What we will do to deliver
- We will establish a new International Council of Education Advisors during summer 2016, with the first meeting of the Council taking place in September. In August 2016 we will establish a panel of teachers to discuss key developments in Scottish education and to monitor workload demands.
- In December 2016, we will publish an annual National Improvement Framework report, with progress against the four priorities and evidence against all of the 6 drivers of improvement.
- On an ongoing basis from now, and by December 2016, we will conduct a thorough analysis of all the evidence generated by the National Improvement Framework in consultation with stakeholders and with scrutiny from the new International Council of Education Advisors.
- By December 2016, we will publish an improvement plan and any revisions to the National Improvement Framework in consultation with key stakeholders.
- By December 2016 we will publish a research strategy that makes clear any gaps in our evidence base and how these gaps will be filled.
- By February 2017, we will share evidence of what is working in helping us achieve the four priorities and where further research or evaluation is needed.
- In March 2017, to support current legislation we will publish Statutory Guidance to support local authorities in carrying out their duties to plan and report on the National Improvement Framework, including advice on how they use performance information for this purpose.

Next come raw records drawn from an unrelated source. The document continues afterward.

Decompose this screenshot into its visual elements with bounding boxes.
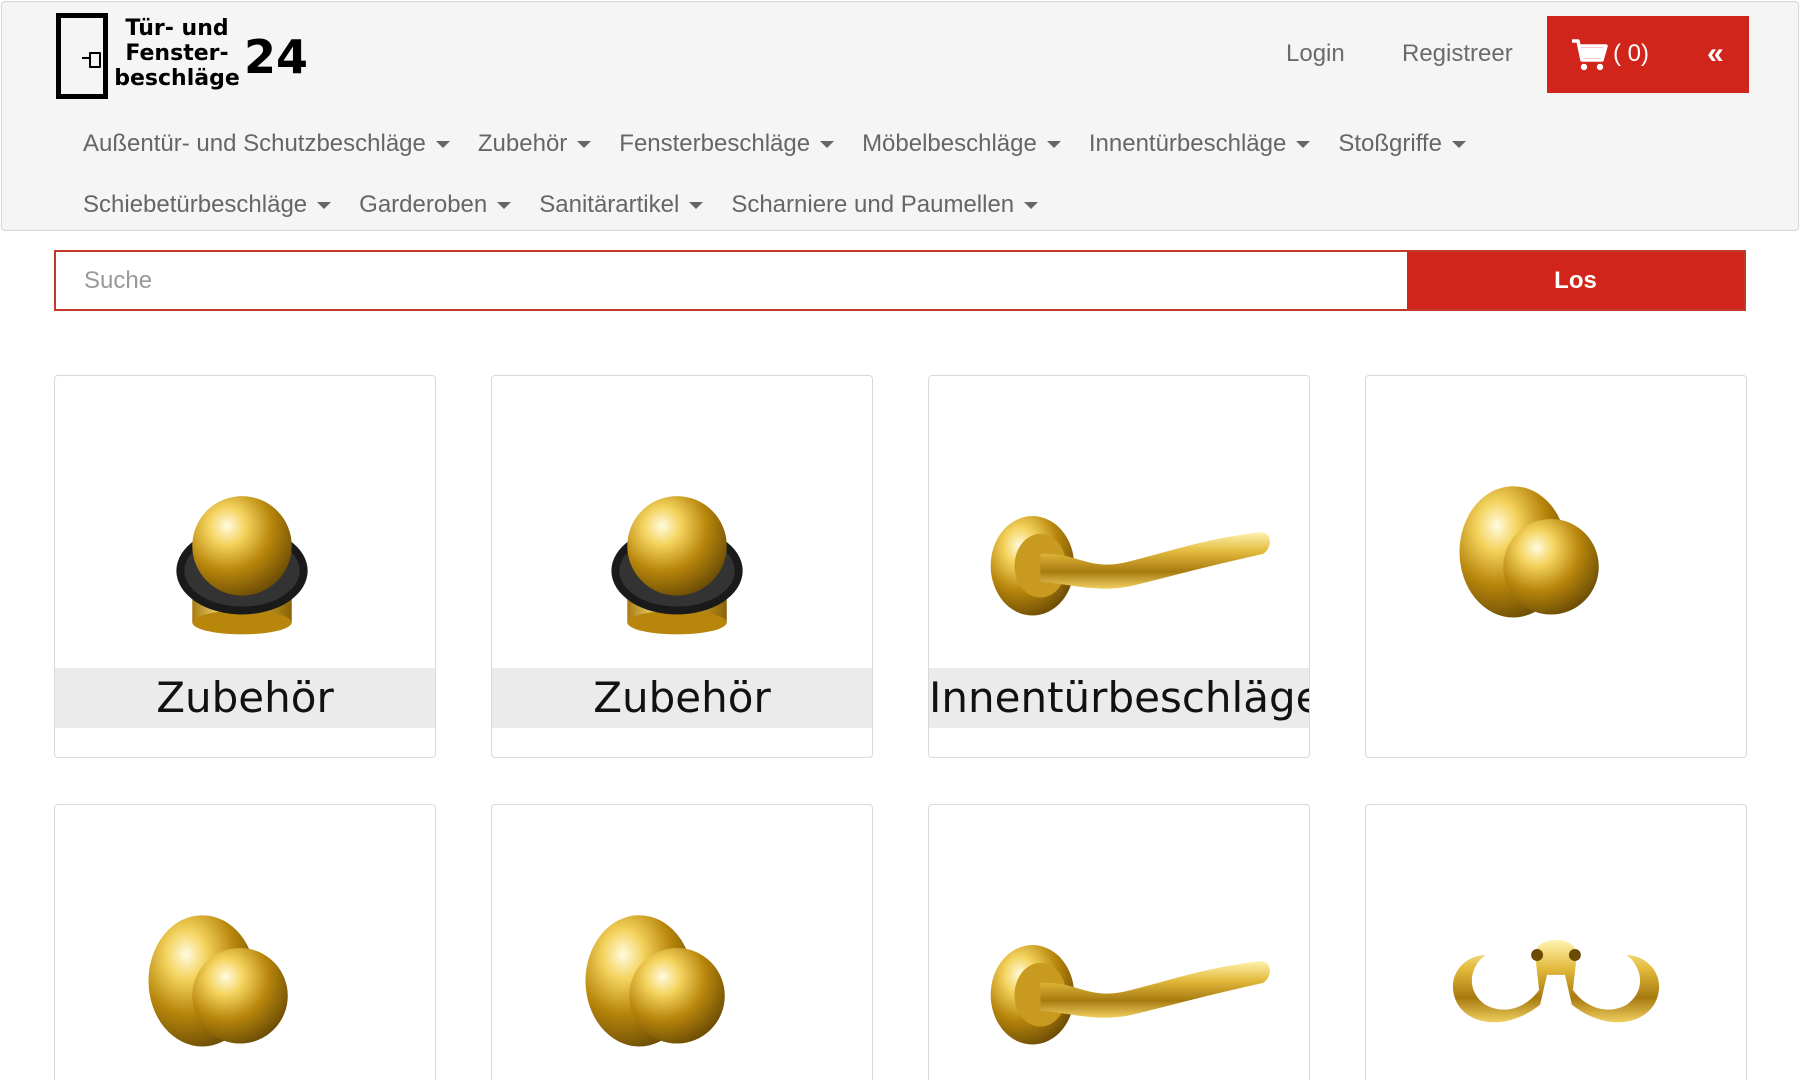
- caret-down-icon: [435, 140, 450, 148]
- nav-item-sanitaerartikel[interactable]: Sanitärartikel: [539, 191, 704, 219]
- product-card[interactable]: Innentürbeschläge: [928, 375, 1310, 758]
- door-logo-icon: [56, 13, 108, 99]
- search-input[interactable]: [56, 252, 1407, 309]
- caret-down-icon: [1451, 140, 1466, 148]
- product-category-label: Zubehör: [492, 668, 872, 728]
- caret-down-icon: [577, 140, 592, 148]
- nav-item-moebelbeschlaege[interactable]: Möbelbeschläge: [862, 130, 1061, 158]
- collapse-icon[interactable]: «: [1707, 37, 1724, 71]
- product-card[interactable]: Zubehör: [54, 375, 436, 758]
- nav-item-innentuerbeschlaege[interactable]: Innentürbeschläge: [1089, 130, 1311, 158]
- product-category-label: Zubehör: [55, 668, 435, 728]
- door-stop-icon: [611, 496, 743, 635]
- door-knob-icon: [585, 915, 725, 1047]
- main-nav-row-1: Außentür- und Schutzbeschläge Zubehör Fe…: [83, 130, 1494, 158]
- caret-down-icon: [1046, 140, 1061, 148]
- door-handle-icon: [990, 945, 1270, 1045]
- product-card[interactable]: [54, 804, 436, 1080]
- nav-item-garderoben[interactable]: Garderoben: [359, 191, 512, 219]
- caret-down-icon: [497, 201, 512, 209]
- caret-down-icon: [689, 201, 704, 209]
- product-card[interactable]: [491, 804, 873, 1080]
- nav-item-fensterbeschlaege[interactable]: Fensterbeschläge: [619, 130, 835, 158]
- door-handle-icon: [990, 516, 1270, 616]
- product-category-label: Innentürbeschläge: [929, 668, 1309, 728]
- caret-down-icon: [1024, 201, 1039, 209]
- product-card[interactable]: Zubehör: [491, 375, 873, 758]
- login-link[interactable]: Login: [1286, 40, 1345, 68]
- shopping-cart-icon: [1572, 39, 1608, 71]
- site-header: Tür- und Fenster- beschläge 24 Login Reg…: [1, 1, 1799, 231]
- search-button[interactable]: Los: [1407, 252, 1744, 309]
- nav-item-aussentuer[interactable]: Außentür- und Schutzbeschläge: [83, 130, 450, 158]
- product-card[interactable]: [1365, 375, 1747, 758]
- cart-count: ( 0): [1613, 40, 1649, 67]
- door-stop-icon: [176, 496, 308, 635]
- nav-item-schiebetuer[interactable]: Schiebetürbeschläge: [83, 191, 332, 219]
- door-knob-icon: [148, 915, 288, 1047]
- coat-hook-icon: [1452, 940, 1660, 1023]
- door-knob-icon: [1459, 486, 1599, 618]
- main-nav-row-2: Schiebetürbeschläge Garderoben Sanitärar…: [83, 191, 1066, 219]
- nav-item-scharniere[interactable]: Scharniere und Paumellen: [731, 191, 1039, 219]
- logo-text: Tür- und Fenster- beschläge: [114, 16, 240, 91]
- caret-down-icon: [317, 201, 332, 209]
- register-link[interactable]: Registreer: [1402, 40, 1513, 68]
- search-bar: Los: [54, 250, 1746, 311]
- logo-number: 24: [244, 30, 309, 84]
- nav-item-zubehoer[interactable]: Zubehör: [478, 130, 592, 158]
- cart-button[interactable]: ( 0) «: [1547, 16, 1749, 93]
- product-card[interactable]: [928, 804, 1310, 1080]
- product-card[interactable]: [1365, 804, 1747, 1080]
- caret-down-icon: [820, 140, 835, 148]
- caret-down-icon: [1296, 140, 1311, 148]
- nav-item-stossgriffe[interactable]: Stoßgriffe: [1338, 130, 1466, 158]
- site-logo[interactable]: Tür- und Fenster- beschläge 24: [54, 12, 314, 102]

- By March 2017, we will publish information for parents on a school-by-school basis, including for the first time information on achievement of Curriculum for Excellence levels in literacy and numeracy at stages P1, P4, P7 and S3.
- In May 2017, we will publish the literacy results from the 2016 Scottish Survey of Literacy and Numeracy. Given the implementation of the National Improvement Framework and the data that it will provide, this will be the final set of results from the SSLN.
- Before July 2017, we will host an International Conference on improvement and the use of performance information, to learn from other countries and international experts on using knowledge and high quality data for improvement.
- By summer 2017, we will publish a draft information 'dashboard' covering the Broad General Education - making detailed performance information available to teachers and local authorities.
- By December 2017, we will consider further evidence from early years, Developing the Young Workforce and on health and wellbeing to use in the Improvement Framework.
What next
We are committed to supporting and empowering our teachers, headteachers, parents, and communities to deliver an education system that gives all young people the chance to reach their potential and achieve their ambitions.
This Delivery Plan outlines the steps this Government will take to achieve our priorities for education. The reforms that we plan are substantial and our ambition is clear. We will deliver change on the basis of evidence and through engagement with teachers, parents, local government, trade unions and young people. The recent Education Summit brought together key partners and political leaders to share ideas for change and we invited teaching unions to identify specific, tangible ways to reduce unnecessary teacher workload.
We will build on this approach welcoming positive proposals for change. We have committed to establish a new panel of class teachers to work with us to reduce workload in our schools a as well as an International Council of Education Advisors and to developing and publishing a research strategy. We will continue to invite everyone to work with us in this national endeavour, to raise attainment and close the equity gap for all our children and young people.